Département des affaires étrangères

Liquidé

Wortlaut

Le président roumain s'est rendu en Suisse le 4 décembre 2007. Quelles déclarations ou promesses la présidente de la Confédération lui a-t-elle alors faites en ce qui concerne l'octroi d'une éventuelle contribution à la cohésion en faveur de la Roumanie ? Si de l'argent devait avoir été promis, cette promesse a-t-elle été discutée au préalable par le Conseil fédéral ? Qui a décidé du montant de la contribution ? Le Conseil fédéral ne trouve-t-il pas problématique de faire des promesses à un pays qui n'a même pas absorbé, en 2007, 10 % des fonds mis à sa disposition par l'UE ? Le Conseil fédéral sait-il que la Roumanie est, selon le classement de l'organisation Transparency International, le pays le plus corrompu de l'UE et qu'elle se situe même derrière des pays tels que le Ghana et la Colombie ? Comment garantir que l'argent promis par le Conseil fédéral servira effectivement au financement de réformes positives si l'on considère, ainsi que l'a écrit la "Frankfurter Allgemeine Zeitung", que le pays est contrôlé par des personnes qui se sont efforcées, dès l'adhésion à l'UE, de bloquer les réformes et d'en limiter la portée ?

Stellungnahme des Bundesrates

Lors de la visite du président roumain du 4 décembre 2007, aucune promesse n'a été faite quant à une éventuelle contribution suisse à la Roumanie en vue de la réduction des disparités économiques et sociales. Les propos faits à ce sujet se sont limités à l'indication générale selon laquelle la requête de l'UE à cet égard était à ce stade en phase d'évaluation, laquelle se ferait à la lumière de l'ensemble des relations entre la Suisse et l'UE. Si le Conseil fédéral devait entrer en matière, une contribution éventuelle devrait être décidée par le Parlement sous la forme d'un crédit-cadre.

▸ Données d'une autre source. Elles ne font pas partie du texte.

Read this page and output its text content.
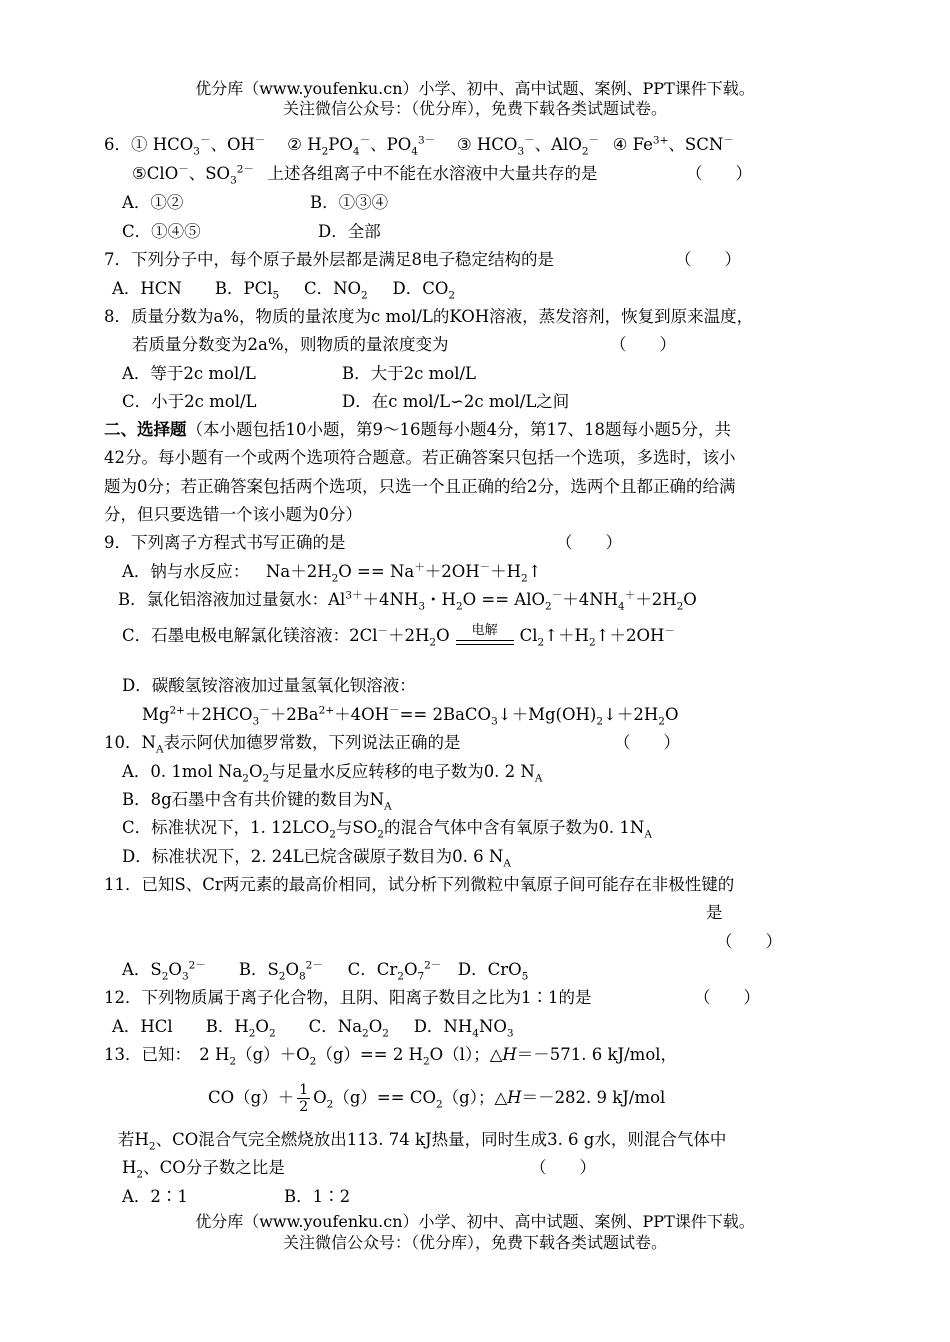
优分库（www.youfenku.cn）小学、初中、高中试题、案例、PPT课件下载。
关注微信公众号：（优分库），免费下载各类试题试卷。
6．① $HCO_3^-$、OH－  ② $H_2PO_4^-$、$PO_4^{3-}$  ③ $HCO_3^-$、AlO$_2$－  ④ $Fe^{3+}$、SCN－
⑤ClO－、$SO_3^{2-}$  上述各组离子中不能在水溶液中大量共存的是	（　　）
A．①②	B．①③④
C．①④⑤	D．全部
7．下列分子中，每个原子最外层都是满足8电子稳定结构的是	（　　）
A．HCN   B．PCl$_5$   C．$NO_2$   D．$CO_2$
8．质量分数为a%，物质的量浓度为c mol/L的KOH溶液，蒸发溶剂，恢复到原来温度，
若质量分数变为2a%，则物质的量浓度变为	（　　）
A．等于2c mol/L	B．大于2c mol/L
C．小于2c mol/L	D．在c mol/L∽2c mol/L之间
二、选择题（本小题包括10小题，第9～16题每小题4分，第17、18题每小题5分，共
42分。每小题有一个或两个选项符合题意。若正确答案只包括一个选项，多选时，该小
题为0分；若正确答案包括两个选项，只选一个且正确的给2分，选两个且都正确的给满
分，但只要选错一个该小题为0分）
9．下列离子方程式书写正确的是	（　　）
A．钠与水反应： $Na+2H_2O$ == $Na^++2OH^-+H_2↑$
B．氯化铝溶液加过量氨水：$Al^{3+}+4NH_3$・$H_2O == AlO_2^-+4NH_4^++2H_2O$
C．石墨电极电解氯化镁溶液：$2Cl^-+2H_2O$	电解	$Cl_2↑+H_2↑+2OH^-$
D．碳酸氢铵溶液加过量氢氧化钡溶液：
$Mg^{2+}+2HCO_3^-+2Ba^{2+}+4OH^-==$ $2BaCO_3↓+Mg(OH)_2↓+2H_2O$
10．$N_A$表示阿伏加德罗常数，下列说法正确的是	（　　）
A．0. 1mol $Na_2O_2$与足量水反应转移的电子数为0. 2 $N_A$
B．8g石墨中含有共价键的数目为$N_A$
C．标准状况下，1. $12LCO_2$与$SO_2$的混合气体中含有氧原子数为0. $1N_A$
D．标准状况下，2. 24L已烷含碳原子数目为0. 6 $N_A$
11．已知S、Cr两元素的最高价相同，试分析下列微粒中氧原子间可能存在非极性键的
是
（　　）
A．$S_2O_3^{2-}$   B．$S_2O_8^{2-}$   C．$Cr_2O_7^{2-}$  D．CrO$_5$
12．下列物质属于离子化合物，且阴、阳离子数目之比为1∶1的是	（　　）
A．HCl   B．$H_2O_2$   C．$Na_2O_2$   D．$NH_4NO_3$
13．已知：  2 $H_2(g)+O_2(g)== 2$ $H_2O(l)$；△H＝－571. 6 kJ/mol，
$CO(g)+ \frac{1}{2} O_2(g)== CO_2(g)$；△H＝－282. 9 kJ/mol
若$H_2$、CO混合气完全燃烧放出113. 74 kJ热量，同时生成3. 6 g水，则混合气体中
$H_2$、CO分子数之比是	（　　）
A．2∶1	B．1∶2
优分库（www.youfenku.cn）小学、初中、高中试题、案例、PPT课件下载。
关注微信公众号：（优分库），免费下载各类试题试卷。
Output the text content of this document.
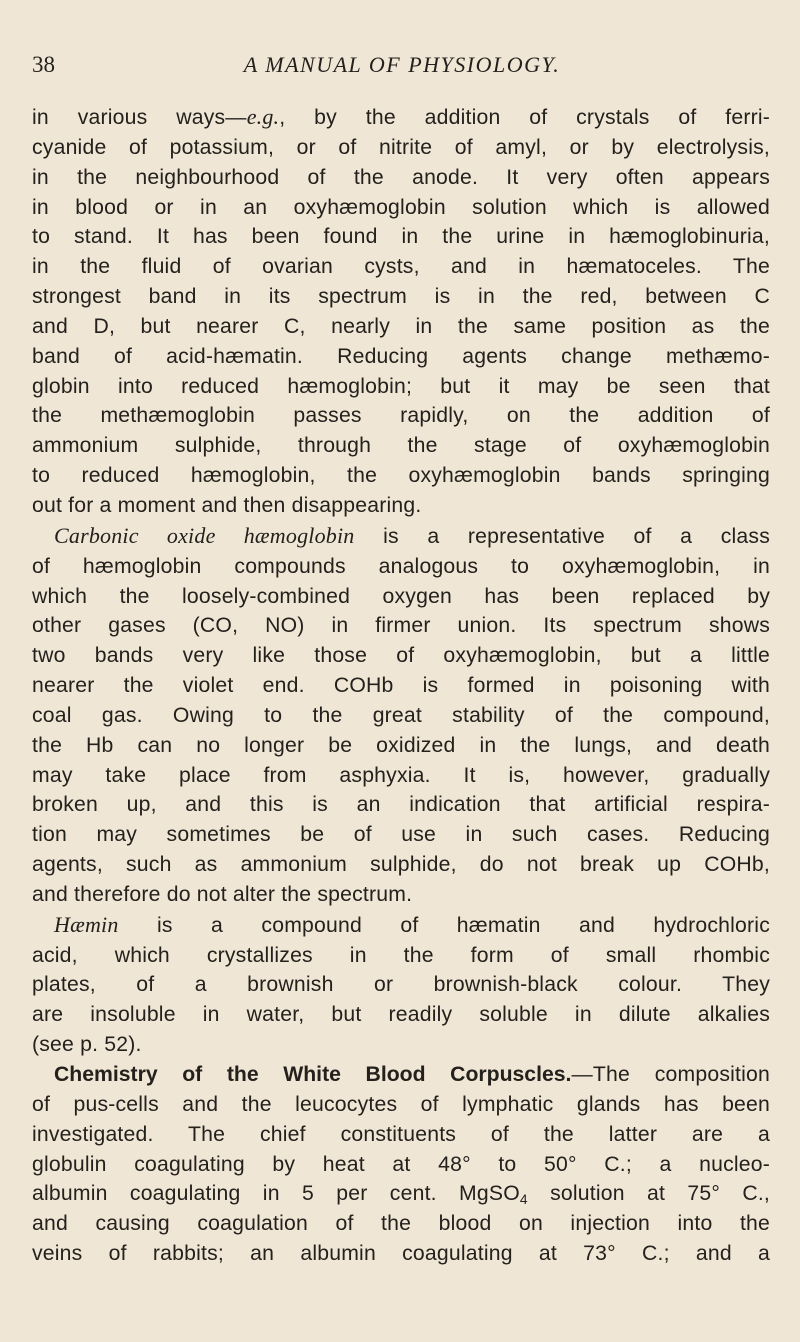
38	A MANUAL OF PHYSIOLOGY.
in various ways—e.g., by the addition of crystals of ferri-
cyanide of potassium, or of nitrite of amyl, or by electrolysis,
in the neighbourhood of the anode. It very often appears
in blood or in an oxyhæmoglobin solution which is allowed
to stand. It has been found in the urine in hæmoglobinuria,
in the fluid of ovarian cysts, and in hæmatoceles. The
strongest band in its spectrum is in the red, between C
and D, but nearer C, nearly in the same position as the
band of acid-hæmatin. Reducing agents change methæmo-
globin into reduced hæmoglobin; but it may be seen that
the methæmoglobin passes rapidly, on the addition of
ammonium sulphide, through the stage of oxyhæmoglobin
to reduced hæmoglobin, the oxyhæmoglobin bands springing
out for a moment and then disappearing.
Carbonic oxide hæmoglobin is a representative of a class
of hæmoglobin compounds analogous to oxyhæmoglobin, in
which the loosely-combined oxygen has been replaced by
other gases (CO, NO) in firmer union. Its spectrum shows
two bands very like those of oxyhæmoglobin, but a little
nearer the violet end. COHb is formed in poisoning with
coal gas. Owing to the great stability of the compound,
the Hb can no longer be oxidized in the lungs, and death
may take place from asphyxia. It is, however, gradually
broken up, and this is an indication that artificial respira-
tion may sometimes be of use in such cases. Reducing
agents, such as ammonium sulphide, do not break up COHb,
and therefore do not alter the spectrum.
Hæmin is a compound of hæmatin and hydrochloric
acid, which crystallizes in the form of small rhombic
plates, of a brownish or brownish-black colour. They
are insoluble in water, but readily soluble in dilute alkalies
(see p. 52).
Chemistry of the White Blood Corpuscles.—The composition
of pus-cells and the leucocytes of lymphatic glands has been
investigated. The chief constituents of the latter are a
globulin coagulating by heat at 48° to 50° C.; a nucleo-
albumin coagulating in 5 per cent. MgSO$_4$ solution at 75° C.,
and causing coagulation of the blood on injection into the
veins of rabbits; an albumin coagulating at 73° C.; and a
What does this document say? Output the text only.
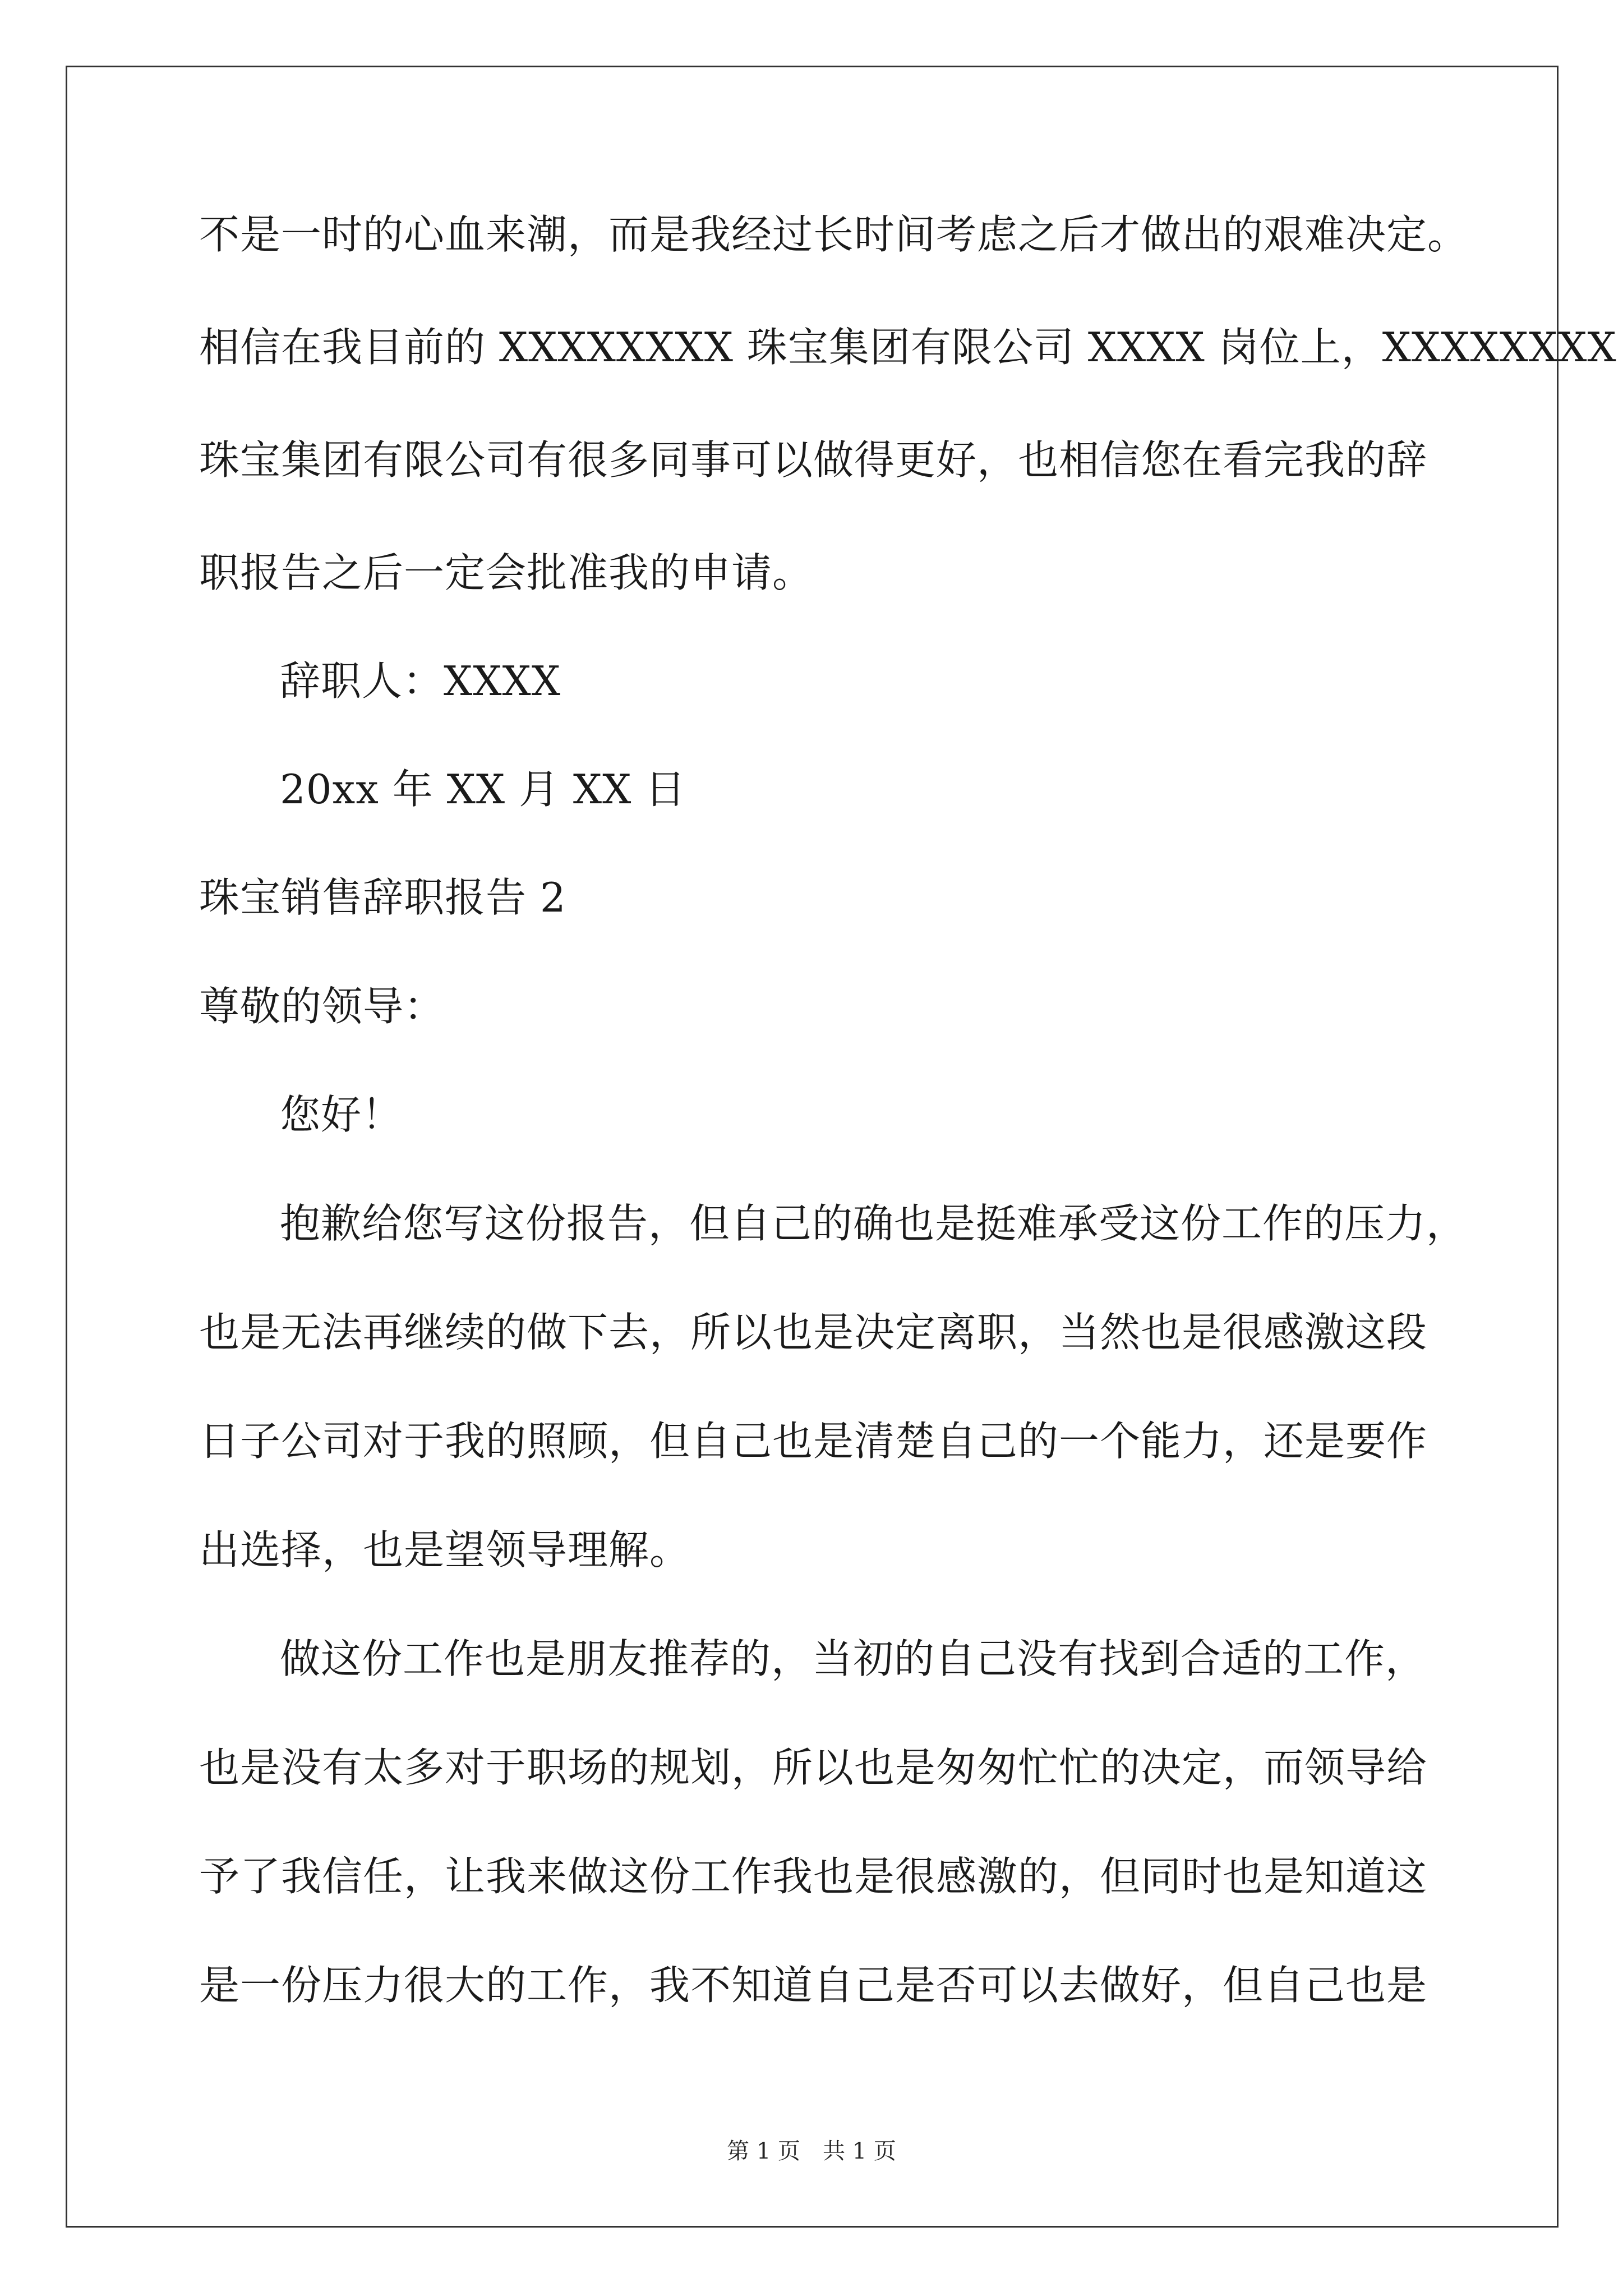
不是一时的心血来潮，而是我经过长时间考虑之后才做出的艰难决定。
相信在我目前的 XXXXXXXX 珠宝集团有限公司 XXXX 岗位上，XXXXXXXX
珠宝集团有限公司有很多同事可以做得更好，也相信您在看完我的辞
职报告之后一定会批准我的申请。
辞职人：XXXX
20xx 年 XX 月 XX 日
珠宝销售辞职报告 2
尊敬的领导：
您好！
抱歉给您写这份报告，但自己的确也是挺难承受这份工作的压力，
也是无法再继续的做下去，所以也是决定离职，当然也是很感激这段
日子公司对于我的照顾，但自己也是清楚自己的一个能力，还是要作
出选择，也是望领导理解。
做这份工作也是朋友推荐的，当初的自己没有找到合适的工作，
也是没有太多对于职场的规划，所以也是匆匆忙忙的决定，而领导给
予了我信任，让我来做这份工作我也是很感激的，但同时也是知道这
是一份压力很大的工作，我不知道自己是否可以去做好，但自己也是
第 1 页 共 1 页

L'aide que la Suisse a accordée à la Roumanie jusqu'à son adhésion à l'UE visait à contribuer à la construction d'un État démocratique et à l'introduction d'une économie de marché ouverte et sociale. Les activités y afférentes visaient à des améliorations dans les domaines de la santé publique, de l'encouragement du secteur privé, de l'État de droit ainsi que des infrastructures et de l'environnement.

Quant aux autres points mentionnés, les éclaircissements suivants s'imposent :

Dans le cadre de l'engagement suisse en faveur des pays d'Europe de l'Est anciennement communistes, une attention particulière a été portée aux questions de bonne gouvernance ainsi qu'au soutien à ces pays dans leur lutte contre la corruption. Ainsi, la Suisse a par exemple contribué à la modernisation du système de justice, à la lutte contre le crime organisé, à l'élargissement des capacités de l'administration publique ainsi qu'à l'amélioration de la sécurité juridique.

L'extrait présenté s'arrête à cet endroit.